Fred Lonberg-Holm at Audiotheque

Composer, performer and presenter, Gustavo Matamoros has long assumed the role of democratizing evangelizer for experimental music. He is less interested in definitions than in finding venues and funding for artists who cross over defined genres or otherwise work in the gaps. He has installed his own sound art in museum elevator lobbies, botanical gardens, sculptures, building facades and arcades. Through the South Florida Composers Alliance (SFCA), Subtropics Music Festival, Audiotheque Listening Club at ArtCenter/ South Florida and other venues, he provides stages and learning labs for talented musicians and sound experimenters – from near and far – connecting them with local audiences.

The Listening Club, in its third season, offers a full and varied program. Chicago cellist Fred Lonberg-Holm, who has performed in Subtropics since the 1990s, is utilizing a two-week residency to combine public programs with unstructured time for a field trip to the sound-rich Everglades National Park, for improvisation and studio recording. The residency includes an experimental community workshop/ performance and a solo concert. Even Miamians’ unique driving styles serve as a point of inspiration. "Everything is part of music and music is part of everything," he said.

The mid-career musician and composer studied with elite members of his cadre: Anthony Braxton, Morton Feldman, Bunita Marcus and Pauline Oliveros. In an interview following “From Swing to Noise,” his guided audio tour of the cello in improvised and experimental music, Lonberg-Holm highlighted four from among the artists he had profiled. 

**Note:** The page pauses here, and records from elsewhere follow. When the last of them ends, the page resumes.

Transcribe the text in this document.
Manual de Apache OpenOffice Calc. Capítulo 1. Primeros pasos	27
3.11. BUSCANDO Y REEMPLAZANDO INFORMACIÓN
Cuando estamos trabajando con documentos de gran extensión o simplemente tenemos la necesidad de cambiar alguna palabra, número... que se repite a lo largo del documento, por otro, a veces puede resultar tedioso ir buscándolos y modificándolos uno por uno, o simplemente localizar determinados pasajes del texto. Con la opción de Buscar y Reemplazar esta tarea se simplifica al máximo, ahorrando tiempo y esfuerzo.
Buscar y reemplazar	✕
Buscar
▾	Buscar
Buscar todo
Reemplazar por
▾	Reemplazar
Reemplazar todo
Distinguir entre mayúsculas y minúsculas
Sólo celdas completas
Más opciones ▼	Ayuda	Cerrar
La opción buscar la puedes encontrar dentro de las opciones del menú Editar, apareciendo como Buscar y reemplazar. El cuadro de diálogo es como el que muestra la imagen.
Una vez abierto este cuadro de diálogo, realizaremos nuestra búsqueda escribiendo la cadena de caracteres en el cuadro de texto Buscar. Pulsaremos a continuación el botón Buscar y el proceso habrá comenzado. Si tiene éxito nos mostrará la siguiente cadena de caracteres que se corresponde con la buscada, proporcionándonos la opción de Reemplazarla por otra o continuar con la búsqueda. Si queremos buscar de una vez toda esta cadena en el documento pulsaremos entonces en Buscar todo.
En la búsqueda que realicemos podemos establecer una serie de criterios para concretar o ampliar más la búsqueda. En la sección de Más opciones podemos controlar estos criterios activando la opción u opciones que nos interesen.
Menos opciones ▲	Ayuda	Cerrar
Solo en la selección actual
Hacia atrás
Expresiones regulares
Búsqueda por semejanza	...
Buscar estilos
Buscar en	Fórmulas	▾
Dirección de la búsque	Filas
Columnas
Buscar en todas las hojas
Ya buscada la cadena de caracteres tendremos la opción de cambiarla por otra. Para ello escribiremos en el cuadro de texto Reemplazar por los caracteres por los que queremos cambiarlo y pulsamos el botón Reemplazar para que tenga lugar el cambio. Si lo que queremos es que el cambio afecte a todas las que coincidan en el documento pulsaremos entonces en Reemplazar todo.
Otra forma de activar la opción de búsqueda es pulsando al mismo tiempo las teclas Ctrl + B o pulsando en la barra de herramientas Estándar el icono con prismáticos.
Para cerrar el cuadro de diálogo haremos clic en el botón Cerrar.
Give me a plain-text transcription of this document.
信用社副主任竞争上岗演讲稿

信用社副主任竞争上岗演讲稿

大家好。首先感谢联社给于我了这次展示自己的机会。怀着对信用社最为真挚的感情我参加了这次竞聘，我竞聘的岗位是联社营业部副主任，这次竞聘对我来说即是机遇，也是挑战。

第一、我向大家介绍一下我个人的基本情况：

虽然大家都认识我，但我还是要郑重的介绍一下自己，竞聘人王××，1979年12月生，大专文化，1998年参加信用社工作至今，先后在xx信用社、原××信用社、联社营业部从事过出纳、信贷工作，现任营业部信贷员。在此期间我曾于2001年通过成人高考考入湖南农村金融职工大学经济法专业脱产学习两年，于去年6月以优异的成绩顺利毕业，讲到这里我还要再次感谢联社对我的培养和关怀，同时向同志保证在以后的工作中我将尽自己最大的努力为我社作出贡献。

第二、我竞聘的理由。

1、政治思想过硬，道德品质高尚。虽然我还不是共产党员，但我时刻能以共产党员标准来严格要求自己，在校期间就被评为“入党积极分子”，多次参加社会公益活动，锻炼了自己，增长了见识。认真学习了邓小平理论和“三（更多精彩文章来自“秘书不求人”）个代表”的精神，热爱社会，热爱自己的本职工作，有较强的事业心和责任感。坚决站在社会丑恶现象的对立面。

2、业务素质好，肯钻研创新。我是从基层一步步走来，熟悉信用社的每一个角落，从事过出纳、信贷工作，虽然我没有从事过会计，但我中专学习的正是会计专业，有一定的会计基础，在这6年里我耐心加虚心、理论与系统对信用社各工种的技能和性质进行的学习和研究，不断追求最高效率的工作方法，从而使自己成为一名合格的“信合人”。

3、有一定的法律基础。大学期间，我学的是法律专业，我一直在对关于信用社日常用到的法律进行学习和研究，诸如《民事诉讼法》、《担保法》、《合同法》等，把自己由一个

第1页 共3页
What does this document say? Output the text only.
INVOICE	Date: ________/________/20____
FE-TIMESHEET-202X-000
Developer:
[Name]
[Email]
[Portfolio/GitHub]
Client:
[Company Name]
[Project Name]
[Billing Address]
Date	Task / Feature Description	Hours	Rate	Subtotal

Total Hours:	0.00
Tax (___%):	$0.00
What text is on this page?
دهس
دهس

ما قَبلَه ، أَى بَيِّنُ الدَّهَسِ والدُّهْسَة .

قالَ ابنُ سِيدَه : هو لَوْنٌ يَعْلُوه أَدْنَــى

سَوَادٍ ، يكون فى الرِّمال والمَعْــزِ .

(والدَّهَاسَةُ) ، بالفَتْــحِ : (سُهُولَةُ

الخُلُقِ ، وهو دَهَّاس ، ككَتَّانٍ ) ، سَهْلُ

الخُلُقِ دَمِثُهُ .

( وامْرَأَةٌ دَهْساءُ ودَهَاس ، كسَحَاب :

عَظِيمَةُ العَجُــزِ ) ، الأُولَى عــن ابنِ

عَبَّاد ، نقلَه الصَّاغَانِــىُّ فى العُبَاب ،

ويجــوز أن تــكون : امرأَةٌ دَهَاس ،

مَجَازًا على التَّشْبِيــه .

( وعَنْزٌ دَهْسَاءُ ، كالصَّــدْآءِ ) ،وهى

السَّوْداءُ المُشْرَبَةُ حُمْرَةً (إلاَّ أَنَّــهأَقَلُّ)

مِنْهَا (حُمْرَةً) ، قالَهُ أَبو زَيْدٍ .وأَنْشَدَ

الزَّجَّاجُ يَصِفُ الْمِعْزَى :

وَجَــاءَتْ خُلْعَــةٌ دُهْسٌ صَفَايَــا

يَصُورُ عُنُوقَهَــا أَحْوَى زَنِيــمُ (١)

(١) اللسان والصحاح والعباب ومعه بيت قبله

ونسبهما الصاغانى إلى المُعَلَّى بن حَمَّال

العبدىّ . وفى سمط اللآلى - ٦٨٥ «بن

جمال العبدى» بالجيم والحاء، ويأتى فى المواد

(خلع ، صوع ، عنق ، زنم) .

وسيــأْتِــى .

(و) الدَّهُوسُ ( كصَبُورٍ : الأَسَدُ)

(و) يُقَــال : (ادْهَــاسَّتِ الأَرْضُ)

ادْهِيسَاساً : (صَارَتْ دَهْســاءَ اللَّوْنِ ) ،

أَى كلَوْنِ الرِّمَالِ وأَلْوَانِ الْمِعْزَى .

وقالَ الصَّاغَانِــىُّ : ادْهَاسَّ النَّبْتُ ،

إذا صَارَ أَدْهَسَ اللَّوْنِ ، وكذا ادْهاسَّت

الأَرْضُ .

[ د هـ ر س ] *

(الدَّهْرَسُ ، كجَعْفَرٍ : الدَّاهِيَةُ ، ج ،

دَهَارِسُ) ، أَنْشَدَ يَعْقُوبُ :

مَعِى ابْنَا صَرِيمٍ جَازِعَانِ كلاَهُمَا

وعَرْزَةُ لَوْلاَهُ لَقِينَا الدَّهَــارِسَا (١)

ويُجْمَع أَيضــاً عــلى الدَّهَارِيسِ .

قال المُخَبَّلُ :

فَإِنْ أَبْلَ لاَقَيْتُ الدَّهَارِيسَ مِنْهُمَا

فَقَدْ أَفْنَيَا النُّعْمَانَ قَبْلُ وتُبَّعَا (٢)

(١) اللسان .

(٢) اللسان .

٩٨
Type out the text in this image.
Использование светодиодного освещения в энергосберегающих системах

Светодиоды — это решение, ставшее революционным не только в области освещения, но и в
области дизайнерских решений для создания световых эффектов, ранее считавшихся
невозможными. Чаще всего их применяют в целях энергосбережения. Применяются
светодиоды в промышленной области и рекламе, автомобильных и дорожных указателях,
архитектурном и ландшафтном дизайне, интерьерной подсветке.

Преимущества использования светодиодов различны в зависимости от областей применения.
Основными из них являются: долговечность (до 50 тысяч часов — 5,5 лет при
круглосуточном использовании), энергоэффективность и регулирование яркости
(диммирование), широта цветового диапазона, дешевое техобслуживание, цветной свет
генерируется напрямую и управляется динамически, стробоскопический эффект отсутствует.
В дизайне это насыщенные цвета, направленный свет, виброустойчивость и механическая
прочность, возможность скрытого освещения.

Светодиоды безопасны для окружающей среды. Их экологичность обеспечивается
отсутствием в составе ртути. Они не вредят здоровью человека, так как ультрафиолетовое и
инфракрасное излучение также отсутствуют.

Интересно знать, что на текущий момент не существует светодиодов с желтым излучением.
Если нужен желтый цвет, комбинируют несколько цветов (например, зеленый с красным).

First was a selection of Fred Katz’s 1950s work, “The Squimp” from a session with the Chico Hamilton quintet. Katz was among the first jazz musicians to play the cello in a classical European way, “using the bow and not treating it as a small version of a bass,” Lonberg-Holm explained. Katz also retained the traditional cello tuning – fifths, not fourths, like a bass.

Günter Christmann’s cello style, accompanied by guitarist John Russell and bassist Tristan Muller, lacked classical lines or tones. “You hear bowing of different parts of the cello body, pressing strings in different ways, striking strings or the body of cello, rather than crossing back and forth politely with the bow.” 

Tom Kora further developed these “extended techniques” during the 1970s, “using the cello as a vibrating box for other things that could be applied to the bridge." Responding to a question about how Kora’s playing complemented David Moss’ vocal and percussion improvisations, Lonberg-Holm laughingly retorted, "I don't know they're complementing; they're playing a duo session." 

Korean-born Okkyung Lee’s 2013 solo piece explores “what we might call grind tones and circular bowing," explained Lonberg-Holm. It's a variation on tremolo (rapid back-and-forth bowing) as a way to sustain a note. Lee also slows things down to the point that we’re hyper-sensitized to the fundamental physics of sound created by the friction of tightly stretched hairs rubbed against tightly drawn strings.

Lonberg-Holm’s own playing and composition don't start with style: “Should I put on my 19th-century hat, or my 1970s hat, or my 1950s hat today?" Instead, he asks, “What sound do I want, or what phrase do I want to play or what kind of timbral center do I want the sound to have?” 

“Sometimes I write things that are so open they can be played by any instruments at all..." Other times he’s far more specific: "Not just any trombone, but that guy!" This open-ended approach extends to his instrument. “It's almost not really a cello, because it's so tricked out,” he said. Fashioned of resin and wired with both lavalier microphone and string pickups, it’s rugged and adaptable.

For his solo concert, he armed himself with household gadgets, tools and toys. Scrubbing and inserting them between the strings in combination with various bowing, plucking and fingering techniques, he explored microintervals, note bending, glissandos, harmonics, rhythms and arrhythmic playing. Electronic effects pedals further enhanced or disguised the instrument’s “natural” voice. He tapped, scraped, tickled and electrified the instrument, which responded with purrs, growls, clangs and piercing shrieks. Occasionally, he suspended playing the cello in favor of working electronics exclusively – something he once did for several years. While pushing the limits of the instrument, he also provoked the audience to fundamentally examine how sound happens and what constitutes music.

Matamoros revels in giving musicians this intimate setting to fully indulge their performance aspirations, while engaging audiences in both their playing and conversation.